Computer a DNA
Un assemblato di molecole di DNA è in grado di processare dati in maniera simile a quella di un microchip di un computer. Inoltre, possiede le potenzialità di sciogliere problemi molto più complessi e immagazzinare un maggior quantitativo di informazioni, utilizzando un quantitativo di energia sostanzialmente inferiore rispetto ai dispositivi elettronici.
Il primo studio a riguardo risale al 1994, ad opera del gruppo di lavoro di Leonard Adleman, e riguarda la risoluzione di un problema chiamato “Hamiltonian path”. In breve, il problema richiede di stabilire se esiste un percorso che collega due città avendo a disposizione solo l’elenco incompleto delle strade disponibili.
Adleman ha utilizzato i filamenti di DNA per rappresentare le città e le strade.
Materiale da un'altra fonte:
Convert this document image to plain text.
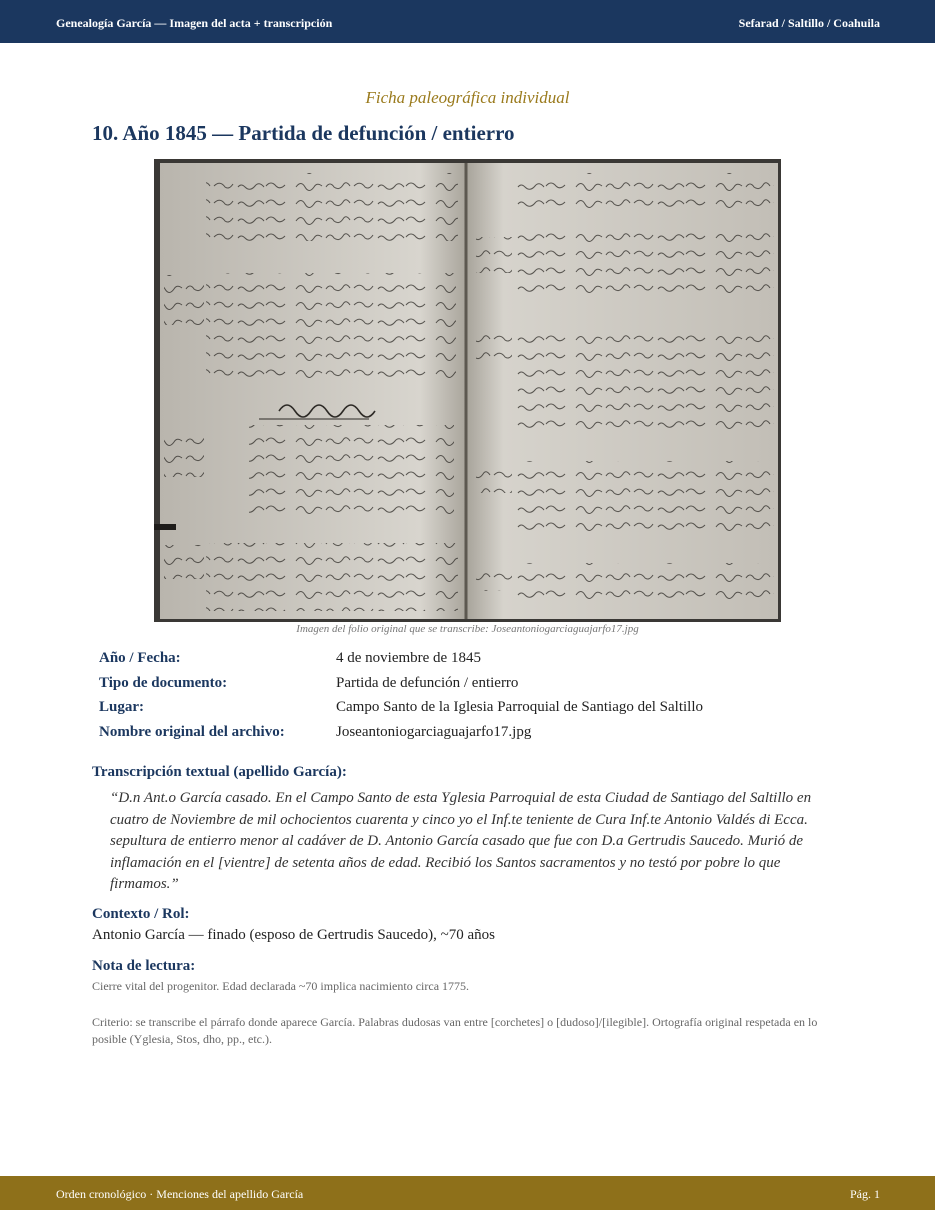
Genealogía García — Imagen del acta + transcripción	Sefarad / Saltillo / Coahuila
Ficha paleográfica individual
10. Año 1845 — Partida de defunción / entierro
Imagen del folio original que se transcribe: Joseantoniogarciaguajarfo17.jpg
Año / Fecha:	4 de noviembre de 1845
Tipo de documento:	Partida de defunción / entierro
Lugar:	Campo Santo de la Iglesia Parroquial de Santiago del Saltillo
Nombre original del archivo:	Joseantoniogarciaguajarfo17.jpg
Transcripción textual (apellido García):
“D.n Ant.o García casado. En el Campo Santo de esta Yglesia Parroquial de esta Ciudad de Santiago del Saltillo en cuatro de Noviembre de mil ochocientos cuarenta y cinco yo el Inf.te teniente de Cura Inf.te Antonio Valdés di Ecca. sepultura de entierro menor al cadáver de D. Antonio García casado que fue con D.a Gertrudis Saucedo. Murió de inflamación en el [vientre] de setenta años de edad. Recibió los Santos sacramentos y no testó por pobre lo que firmamos.”
Contexto / Rol:
Antonio García — finado (esposo de Gertrudis Saucedo), ~70 años
Nota de lectura:
Cierre vital del progenitor. Edad declarada ~70 implica nacimiento circa 1775.
Criterio: se transcribe el párrafo donde aparece García. Palabras dudosas van entre [corchetes] o [dudoso]/[ilegible]. Ortografía original respetada en lo posible (Yglesia, Stos, dho, pp., etc.).
Orden cronológico · Menciones del apellido García	Pág. 1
Ha scelto le sequenze dei filamenti di modo che ciascuno di quelli rappresentanti una strada si connettesse, grazie alle estremità appiccicose, ad altri due filamenti rappresentanti le città. Mescolando insieme i filamenti, ed eliminando tutte le risposte sbagliate ha dimostrato che i filamenti di DNA sono in grado di auto-assemblarsi per risolvere il problema.
Quindi, l’utilizzo del DNA come microchip si basa sul principio che questa molecola può essere programmata per andare incontro ad auto-assemblaggio seguendo algoritmi, processo alla base del calcolo computazionale.